Opinion
G053679
06-22-2017
William Paulsen & Associates and William L. Paulsen for Plaintiff and Appellant. Law Offices of Robert J. Gokoo and Robert J. Gokoo for Defendant and Respondent.
NOT TO BE PUBLISHED IN OFFICIAL REPORTS
California Rules of Court, rule 8.1115(a), prohibits courts and parties from citing or relying on opinions not certified for publication or ordered published, except as specified by rule 8.1115(b). This opinion has not been certified for publication or ordered published for purposes of rule 8.1115. (Super. Ct. No. 30-2015-00824061) OPINION Appeal from an order of the Superior Court of Orange County, Robert J. Moss, Judge. Affirmed. William Paulsen & Associates and William L. Paulsen for Plaintiff and Appellant. Law Offices of Robert J. Gokoo and Robert J. Gokoo for Defendant and Respondent.
* * *
Haci E. Karaaslan appeals from the trial court's denial of his petition for leave to file a personal injury lawsuit against Mesa Water District (the District) after the date for filing suit under the statute of limitations passed. Karaaslan's complaint arose from an automobile accident involving a District vehicle and, after the accident, Karaaslan timely filed a claim with the District under Government Code section 911.2 (all undesignated statutory references are to this code) as a prerequisite to suing a public entity. The District sent Karaaslan a notice rejecting his claim, but included in its letter a statement suggesting the rejection was only a formality to enable the District's insurance carrier to act on the claim.

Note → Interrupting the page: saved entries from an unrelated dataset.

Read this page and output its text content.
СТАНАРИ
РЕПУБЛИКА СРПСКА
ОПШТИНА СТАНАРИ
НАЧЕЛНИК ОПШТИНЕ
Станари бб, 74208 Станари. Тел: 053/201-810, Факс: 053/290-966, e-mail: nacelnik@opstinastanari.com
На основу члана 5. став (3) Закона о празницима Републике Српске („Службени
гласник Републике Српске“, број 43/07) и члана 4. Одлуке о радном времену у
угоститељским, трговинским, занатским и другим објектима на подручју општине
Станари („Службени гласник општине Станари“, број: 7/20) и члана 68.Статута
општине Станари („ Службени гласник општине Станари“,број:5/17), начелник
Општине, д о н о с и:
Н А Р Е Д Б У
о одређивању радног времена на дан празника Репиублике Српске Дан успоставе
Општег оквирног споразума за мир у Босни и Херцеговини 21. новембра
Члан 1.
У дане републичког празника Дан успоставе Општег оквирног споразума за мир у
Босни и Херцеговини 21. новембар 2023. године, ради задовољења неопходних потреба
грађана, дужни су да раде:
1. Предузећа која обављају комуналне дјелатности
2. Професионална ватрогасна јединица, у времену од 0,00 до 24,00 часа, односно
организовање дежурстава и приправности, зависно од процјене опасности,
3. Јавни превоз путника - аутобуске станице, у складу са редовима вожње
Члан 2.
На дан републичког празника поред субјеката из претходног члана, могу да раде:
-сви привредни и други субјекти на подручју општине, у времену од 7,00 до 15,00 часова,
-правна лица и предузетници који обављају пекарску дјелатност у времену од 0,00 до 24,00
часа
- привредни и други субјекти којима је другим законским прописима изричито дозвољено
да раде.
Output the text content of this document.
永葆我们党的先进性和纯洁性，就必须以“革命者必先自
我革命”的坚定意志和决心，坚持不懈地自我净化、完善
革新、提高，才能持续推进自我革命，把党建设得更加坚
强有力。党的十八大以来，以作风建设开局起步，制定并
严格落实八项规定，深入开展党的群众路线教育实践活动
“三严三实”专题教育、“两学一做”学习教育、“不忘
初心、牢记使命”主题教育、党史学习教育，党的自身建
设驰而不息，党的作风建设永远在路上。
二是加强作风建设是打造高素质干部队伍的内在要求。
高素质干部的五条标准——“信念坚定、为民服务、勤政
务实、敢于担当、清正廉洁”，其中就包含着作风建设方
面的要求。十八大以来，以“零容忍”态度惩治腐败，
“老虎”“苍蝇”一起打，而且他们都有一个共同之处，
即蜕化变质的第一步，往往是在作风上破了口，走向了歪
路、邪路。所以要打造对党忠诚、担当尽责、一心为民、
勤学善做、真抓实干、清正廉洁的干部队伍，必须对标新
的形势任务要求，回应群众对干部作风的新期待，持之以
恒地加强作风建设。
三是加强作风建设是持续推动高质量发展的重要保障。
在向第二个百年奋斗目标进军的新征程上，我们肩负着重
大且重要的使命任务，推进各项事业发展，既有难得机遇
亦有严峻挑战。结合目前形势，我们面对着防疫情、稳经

The insurer subsequently settled Karaaslan's demand relating to property damage, but denied his ensuing demand for $28,000 in medical expenses and pain and suffering damages, relying on the expiration of the six-month statute of limitations (§ 945.6) to commence a lawsuit after a public entity rejects a claim.
Karaaslan contends the District should be estopped from relying on the statute of limitations because it misled him to believe the rejection notice was a mere formality not designed to impede further negotiation or to trigger the limitations period. As we explain, however, the statutes and case law governing public entity tort claims clearly establish that an agency may continue to negotiate the settlement of a claim after rejecting it, and doing so does not toll the statute of limitations. Because this authority was not a hidden fact, but instead controlling law equally available to both parties, estoppel does not apply. Karaaslan's claim that the District waived the limitations period similarly fails. We therefore affirm the trial court's order denying Karaaslan leave to file his lawsuit after the statute of limitations expired.
I
FACTS AND PROCEDURAL HISTORY
The relevant facts are undisputed. In mid-November 2014, a car operated by a District employee rear-ended Karaaslan's vehicle at an intersection in Newport Beach. Karaaslan suffered unspecified injuries in the accident, which totaled his 2001 Ford Crown Victoria sedan.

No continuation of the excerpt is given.